ALHAMBRA — A face-lift along Valley Boulevard would be incomplete if the city ignores growing traffic congestion on the commercial strip, residents told city planners last week.
At a meeting attended by more than 90 residents Wednesday night, some residents focused on growing traffic in alleys that have been absorbing overflow from Valley Boulevard, said Mark Persico, an associate planner for the city. To control the overflow, some alleys should be made one way, residents told city officials, he said.
Others expressed concern that a new city plan might change zoning in residential neighborhoods and affect property values. Persico assured them that the plan would affect only commercial areas of the street.
These suggestions and concerns, as well as others collected at a second meeting last week, will be passed on to the city's Valley Boulevard Steering Committee, Persico said.
Drafting New Plan
The committee is drafting a plan that would help shape development along the three-mile-long section of the boulevard. Under the plan, the city would determine the types of businesses that would be allowed on the boulevard, as well as height and design restrictions.
A building moratorium on Valley Boulevard is in effect until January, when the plan is expected to be finished. But a recent City Council decision allows exemptions if proposed projects comply with the steering committee's preliminary development standards.

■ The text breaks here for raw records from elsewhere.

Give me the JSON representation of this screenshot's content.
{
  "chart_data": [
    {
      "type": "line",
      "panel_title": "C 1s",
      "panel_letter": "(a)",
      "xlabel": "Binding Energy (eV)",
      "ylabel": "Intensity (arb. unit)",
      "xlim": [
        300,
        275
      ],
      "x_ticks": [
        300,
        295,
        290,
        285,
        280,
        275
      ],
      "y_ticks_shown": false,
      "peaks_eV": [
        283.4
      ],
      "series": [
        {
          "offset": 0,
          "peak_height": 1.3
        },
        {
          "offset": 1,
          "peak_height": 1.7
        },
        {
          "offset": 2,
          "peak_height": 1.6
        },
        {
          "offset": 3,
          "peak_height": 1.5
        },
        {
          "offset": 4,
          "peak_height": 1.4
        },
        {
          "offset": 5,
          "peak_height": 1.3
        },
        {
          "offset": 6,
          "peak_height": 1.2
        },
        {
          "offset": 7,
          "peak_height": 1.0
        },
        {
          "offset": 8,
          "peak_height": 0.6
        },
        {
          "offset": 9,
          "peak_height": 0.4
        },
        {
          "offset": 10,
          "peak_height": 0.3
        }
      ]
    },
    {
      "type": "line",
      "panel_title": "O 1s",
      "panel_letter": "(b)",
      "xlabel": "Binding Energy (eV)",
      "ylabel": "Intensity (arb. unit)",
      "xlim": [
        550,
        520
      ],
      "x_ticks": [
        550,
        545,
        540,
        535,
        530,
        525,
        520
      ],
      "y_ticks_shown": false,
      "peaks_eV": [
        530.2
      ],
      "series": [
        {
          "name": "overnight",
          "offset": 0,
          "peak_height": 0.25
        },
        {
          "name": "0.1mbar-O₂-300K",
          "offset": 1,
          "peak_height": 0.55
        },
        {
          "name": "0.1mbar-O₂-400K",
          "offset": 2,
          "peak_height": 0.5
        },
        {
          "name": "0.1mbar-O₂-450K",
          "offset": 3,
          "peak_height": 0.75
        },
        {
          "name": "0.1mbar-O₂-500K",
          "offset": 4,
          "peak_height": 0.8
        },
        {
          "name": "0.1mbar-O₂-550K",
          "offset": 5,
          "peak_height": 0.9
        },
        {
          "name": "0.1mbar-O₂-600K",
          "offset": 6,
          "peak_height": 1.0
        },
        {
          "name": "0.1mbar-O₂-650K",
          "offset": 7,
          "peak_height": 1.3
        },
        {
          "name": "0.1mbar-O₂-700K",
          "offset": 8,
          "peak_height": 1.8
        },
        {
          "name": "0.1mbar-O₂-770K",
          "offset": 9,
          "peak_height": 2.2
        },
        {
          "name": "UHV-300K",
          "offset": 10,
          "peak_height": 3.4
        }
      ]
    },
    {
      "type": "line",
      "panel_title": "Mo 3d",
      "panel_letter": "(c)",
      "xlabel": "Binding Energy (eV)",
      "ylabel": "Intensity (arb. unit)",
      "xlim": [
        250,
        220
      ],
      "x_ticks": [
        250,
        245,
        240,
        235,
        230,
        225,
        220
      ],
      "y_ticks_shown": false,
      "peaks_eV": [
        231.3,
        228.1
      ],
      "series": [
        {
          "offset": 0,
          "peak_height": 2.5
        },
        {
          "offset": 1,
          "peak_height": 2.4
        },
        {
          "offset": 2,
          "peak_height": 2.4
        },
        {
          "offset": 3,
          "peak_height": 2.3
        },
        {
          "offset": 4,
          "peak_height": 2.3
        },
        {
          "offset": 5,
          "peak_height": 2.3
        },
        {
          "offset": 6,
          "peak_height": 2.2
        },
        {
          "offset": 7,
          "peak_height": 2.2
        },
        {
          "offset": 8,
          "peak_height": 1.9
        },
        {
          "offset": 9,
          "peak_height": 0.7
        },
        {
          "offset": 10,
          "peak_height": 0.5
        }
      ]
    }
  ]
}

Previously, the council had agreed to review exemptions only for projects that had Planning Commission approval before the moratorium was adopted late last year.

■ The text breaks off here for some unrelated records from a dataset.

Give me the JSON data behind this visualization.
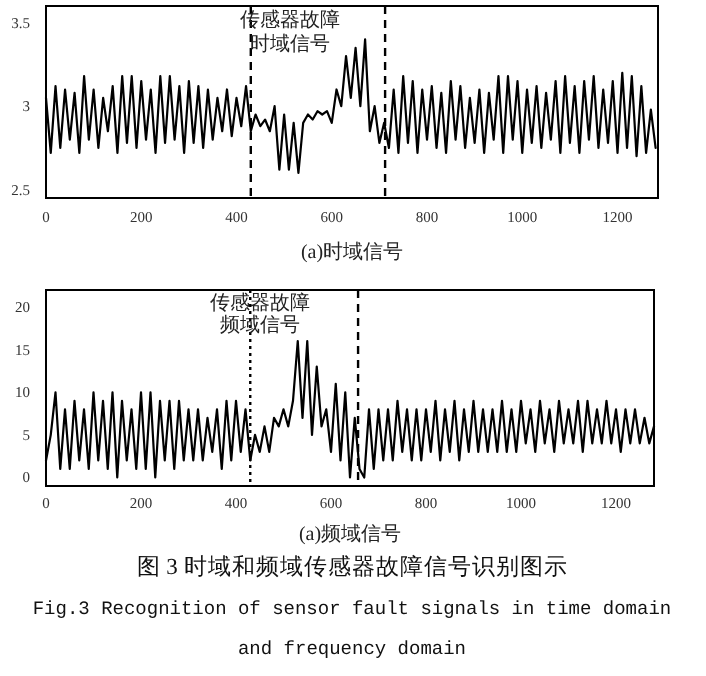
{
  "chart_data": [
    {
      "type": "line",
      "xlabel": "(a)时域信号",
      "xlim": [
        0,
        1285
      ],
      "xticks": [
        0,
        200,
        400,
        600,
        800,
        1000,
        1200
      ],
      "ylim": [
        2.45,
        3.6
      ],
      "yticks": [
        2.5,
        3,
        3.5
      ],
      "series": [
        {
          "color": "#000000",
          "x": [
            0,
            10,
            20,
            30,
            40,
            50,
            60,
            70,
            80,
            90,
            100,
            110,
            120,
            130,
            140,
            150,
            160,
            170,
            180,
            190,
            200,
            210,
            220,
            230,
            240,
            250,
            260,
            270,
            280,
            290,
            300,
            310,
            320,
            330,
            340,
            350,
            360,
            370,
            380,
            390,
            400,
            410,
            420,
            430,
            440,
            450,
            460,
            470,
            480,
            490,
            500,
            510,
            520,
            530,
            540,
            550,
            560,
            570,
            580,
            590,
            600,
            610,
            620,
            630,
            640,
            650,
            660,
            670,
            680,
            690,
            700,
            710,
            720,
            730,
            740,
            750,
            760,
            770,
            780,
            790,
            800,
            810,
            820,
            830,
            840,
            850,
            860,
            870,
            880,
            890,
            900,
            910,
            920,
            930,
            940,
            950,
            960,
            970,
            980,
            990,
            1000,
            1010,
            1020,
            1030,
            1040,
            1050,
            1060,
            1070,
            1080,
            1090,
            1100,
            1110,
            1120,
            1130,
            1140,
            1150,
            1160,
            1170,
            1180,
            1190,
            1200,
            1210,
            1220,
            1230,
            1240,
            1250,
            1260,
            1270,
            1280
          ],
          "values": [
            3.05,
            2.72,
            3.12,
            2.75,
            3.1,
            2.8,
            3.08,
            2.72,
            3.18,
            2.8,
            3.1,
            2.75,
            3.05,
            2.85,
            3.12,
            2.72,
            3.18,
            2.78,
            3.18,
            2.75,
            3.15,
            2.8,
            3.1,
            2.72,
            3.18,
            2.78,
            3.18,
            2.8,
            3.12,
            2.72,
            3.15,
            2.78,
            3.12,
            2.75,
            3.1,
            2.8,
            3.05,
            2.85,
            3.1,
            2.82,
            3.05,
            2.88,
            3.12,
            2.85,
            2.95,
            2.88,
            2.92,
            2.85,
            3.0,
            2.62,
            2.95,
            2.62,
            2.9,
            2.6,
            2.9,
            2.95,
            2.92,
            2.97,
            2.95,
            2.97,
            2.9,
            3.1,
            3.0,
            3.3,
            3.05,
            3.35,
            3.0,
            3.4,
            2.85,
            3.0,
            2.78,
            2.9,
            2.75,
            3.1,
            2.72,
            3.18,
            2.78,
            3.15,
            2.72,
            3.1,
            2.8,
            3.12,
            2.75,
            3.08,
            2.72,
            3.15,
            2.8,
            3.12,
            2.75,
            3.05,
            2.78,
            3.1,
            2.72,
            3.08,
            2.8,
            3.18,
            2.72,
            3.18,
            2.8,
            3.15,
            2.72,
            3.1,
            2.78,
            3.12,
            2.75,
            3.08,
            2.8,
            3.15,
            2.72,
            3.18,
            2.78,
            3.12,
            2.72,
            3.15,
            2.8,
            3.18,
            2.75,
            3.1,
            2.78,
            3.15,
            2.72,
            3.2,
            2.75,
            3.18,
            2.7,
            3.12,
            2.72,
            2.98,
            2.75
          ]
        }
      ],
      "ref_lines": [
        {
          "axis": "x",
          "value": 430,
          "line_style": "dashed"
        },
        {
          "axis": "x",
          "value": 712,
          "line_style": "dashed"
        }
      ],
      "annotations": [
        "传感器故障",
        "时域信号"
      ]
    },
    {
      "type": "line",
      "xlabel": "(a)频域信号",
      "xlim": [
        0,
        1280
      ],
      "xticks": [
        0,
        200,
        400,
        600,
        800,
        1000,
        1200
      ],
      "ylim": [
        -1,
        22
      ],
      "yticks": [
        0,
        5,
        10,
        15,
        20
      ],
      "series": [
        {
          "color": "#000000",
          "x": [
            0,
            10,
            20,
            30,
            40,
            50,
            60,
            70,
            80,
            90,
            100,
            110,
            120,
            130,
            140,
            150,
            160,
            170,
            180,
            190,
            200,
            210,
            220,
            230,
            240,
            250,
            260,
            270,
            280,
            290,
            300,
            310,
            320,
            330,
            340,
            350,
            360,
            370,
            380,
            390,
            400,
            410,
            420,
            430,
            440,
            450,
            460,
            470,
            480,
            490,
            500,
            510,
            520,
            530,
            540,
            550,
            560,
            570,
            580,
            590,
            600,
            610,
            620,
            630,
            640,
            650,
            660,
            670,
            680,
            690,
            700,
            710,
            720,
            730,
            740,
            750,
            760,
            770,
            780,
            790,
            800,
            810,
            820,
            830,
            840,
            850,
            860,
            870,
            880,
            890,
            900,
            910,
            920,
            930,
            940,
            950,
            960,
            970,
            980,
            990,
            1000,
            1010,
            1020,
            1030,
            1040,
            1050,
            1060,
            1070,
            1080,
            1090,
            1100,
            1110,
            1120,
            1130,
            1140,
            1150,
            1160,
            1170,
            1180,
            1190,
            1200,
            1210,
            1220,
            1230,
            1240,
            1250,
            1260,
            1270,
            1280
          ],
          "values": [
            2,
            5,
            10,
            1,
            8,
            1,
            9,
            2,
            8,
            1,
            10,
            2,
            9,
            1,
            10,
            0,
            9,
            2,
            8,
            1,
            10,
            1,
            10,
            0,
            9,
            2,
            9,
            1,
            9,
            2,
            8,
            2,
            8,
            2,
            7,
            3,
            8,
            1,
            9,
            2,
            9,
            3,
            8,
            2,
            5,
            3,
            6,
            3,
            7,
            6,
            8,
            6,
            9,
            16,
            7,
            16,
            5,
            13,
            6,
            8,
            3,
            11,
            2,
            10,
            0,
            7,
            1,
            0,
            8,
            1,
            8,
            2,
            8,
            2,
            9,
            3,
            8,
            2,
            8,
            2,
            8,
            3,
            9,
            2,
            8,
            3,
            9,
            2,
            8,
            3,
            9,
            3,
            8,
            3,
            8,
            3,
            9,
            3,
            8,
            3,
            9,
            4,
            8,
            3,
            9,
            4,
            8,
            3,
            9,
            4,
            8,
            4,
            9,
            3,
            9,
            4,
            8,
            4,
            9,
            4,
            8,
            3,
            8,
            4,
            8,
            4,
            7,
            4,
            6
          ]
        }
      ],
      "ref_lines": [
        {
          "axis": "x",
          "value": 430,
          "line_style": "dotted"
        },
        {
          "axis": "x",
          "value": 657,
          "line_style": "dashed"
        }
      ],
      "annotations": [
        "传感器故障",
        "频域信号",
        "图 3 时域和频域传感器故障信号识别图示",
        "Fig.3 Recognition of sensor fault signals in time domain",
        "and frequency domain"
      ]
    }
  ]
}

The steering committee has adopted tentative guidelines on minimum lot size, building height and floor-area ratios, Persico said. It is working on such other rules as building design and land use, he said.
Under the new plan, seven categories of use would be allowed along the boulevard, ranging from a financial district to multifamily residential areas, Persico said.
Developers and property owners granted exemptions from the moratorium could build according to the city's preliminary guidelines, Persico said. But he cautioned that there is a risk because final guidelines may be different and compliance might be ordered in the future.
He said, however, that "the chance of there being a problem in the future would be slim."
Exemption applications will be reviewed by the steering committee, City Council, Design Review Board and Planning Commission.
The city is open to suggestions on how development should proceed along the boulevard, Persico said. "Nothing is final at this point."